Yang Xiaoli, Hofmann Ralf, Dapp Robin, van de Kamp Thomas, dos Santos Rolo Tomy, Xiao Xianghui, Moosmann Julian, Kashef Jubin, Stotzka Rainer
Opt Express. 2015 Mar 9;23(5):5368-87. doi: 10.1364/OE.23.005368.
High-resolution, three-dimensional (3D) imaging of soft tissues requires the solution of two inverse problems: phase retrieval and the reconstruction of the 3D image from a tomographic stack of two-dimensional (2D) projections. The number of projections per stack should be small to accommodate fast tomography of rapid processes and to constrain X-ray radiation dose to optimal levels to either increase the duration of in vivo time-lapse series at a given goal for spatial resolution and/or the conservation of structure under X-ray irradiation. In pursuing the 3D reconstruction problem in the sense of compressive sampling theory, we propose to reduce the number of projections by applying an advanced algebraic technique subject to the minimisation of the total variation (TV) in the reconstructed slice. This problem is formulated in a Lagrangian multiplier fashion with the parameter value determined by appealing to a discrete L-curve in conjunction with a conjugate gradient method. The usefulness of this reconstruction modality is demonstrated for simulated and in vivo data, the latter acquired in parallel-beam imaging experiments using synchrotron radiation.

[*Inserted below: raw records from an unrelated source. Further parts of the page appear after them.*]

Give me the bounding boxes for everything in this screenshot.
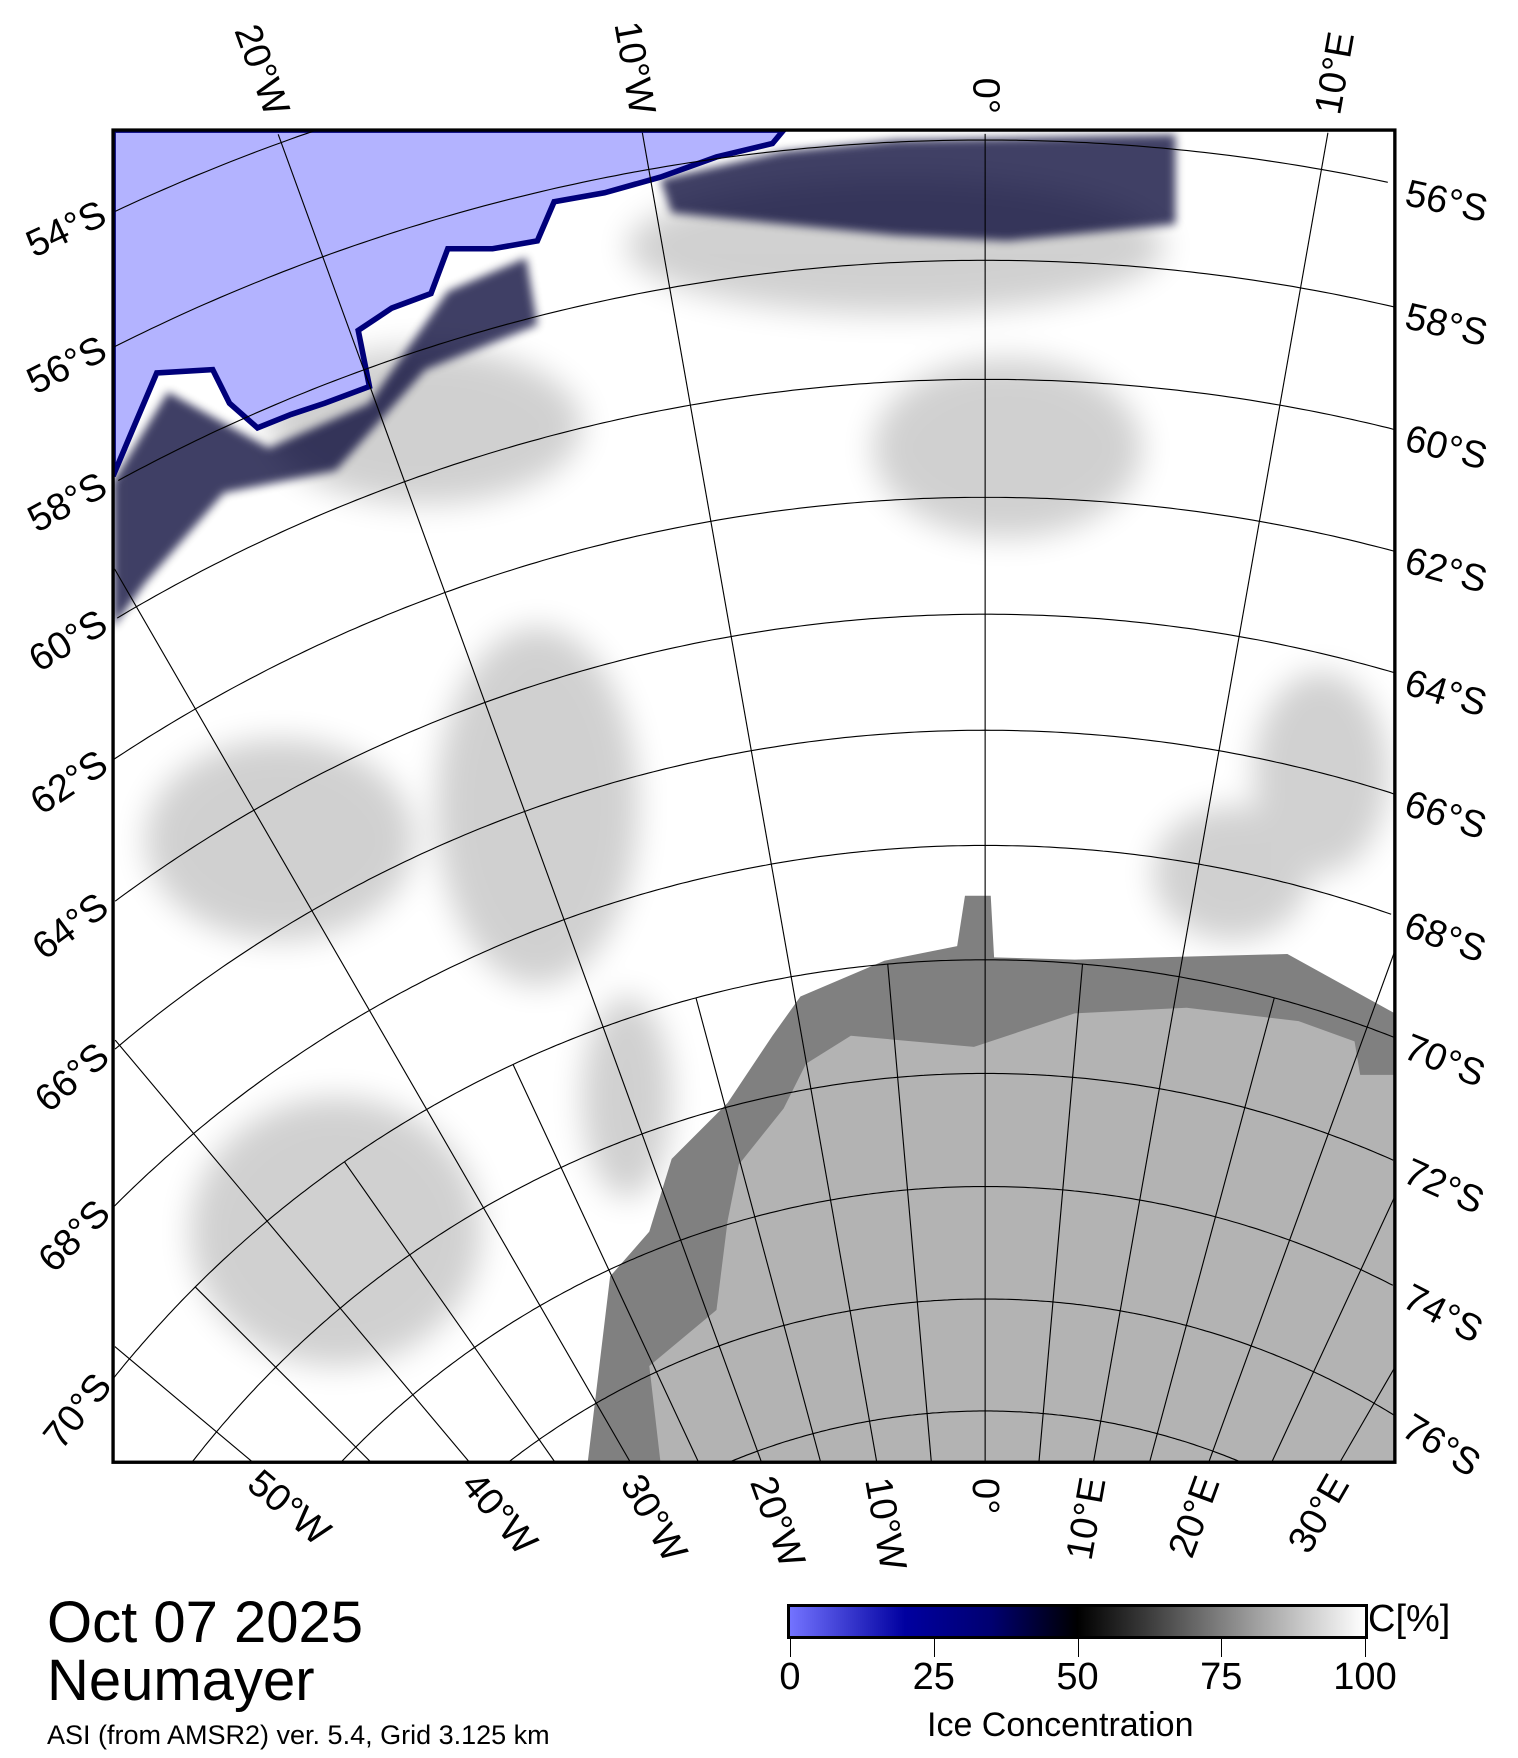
date-title: Oct 07 2025 — [47, 1590, 363, 1655]
meridian-line — [1208, 950, 1395, 1462]
graticule — [113, 130, 1395, 1463]
meridian-line — [194, 1286, 372, 1463]
colorbar-tick-label: 100 — [1333, 1656, 1397, 1698]
colorbar-tick-mark — [1221, 1637, 1223, 1657]
colorbar-tick-mark — [1365, 1637, 1366, 1657]
map-frame — [111, 128, 1397, 1464]
meridian-line — [1271, 1196, 1395, 1463]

软组织的高分辨率三维(3D)成像需要解决两个逆问题:相位恢复以及从二维(2D)投影的断层图像堆栈重建3D图像。每个堆栈的投影数量应较少,以适应快速过程的快速断层扫描,并将X射线辐射剂量限制在最佳水平,以便在给定的空间分辨率目标下增加体内延时序列的持续时间和/或在X射线照射下保持结构。在压缩采样理论的意义上解决3D重建问题时,我们建议通过应用一种先进的代数技术来减少投影数量,该技术以重建切片中的总变差(TV)最小化为条件。这个问题以拉格朗日乘数的方式表述,参数值通过结合共轭梯度法诉诸离散L曲线来确定。这种重建方式的有效性在模拟数据和体内数据中得到了证明,后者是在使用同步辐射的平行光束成像实验中获取的。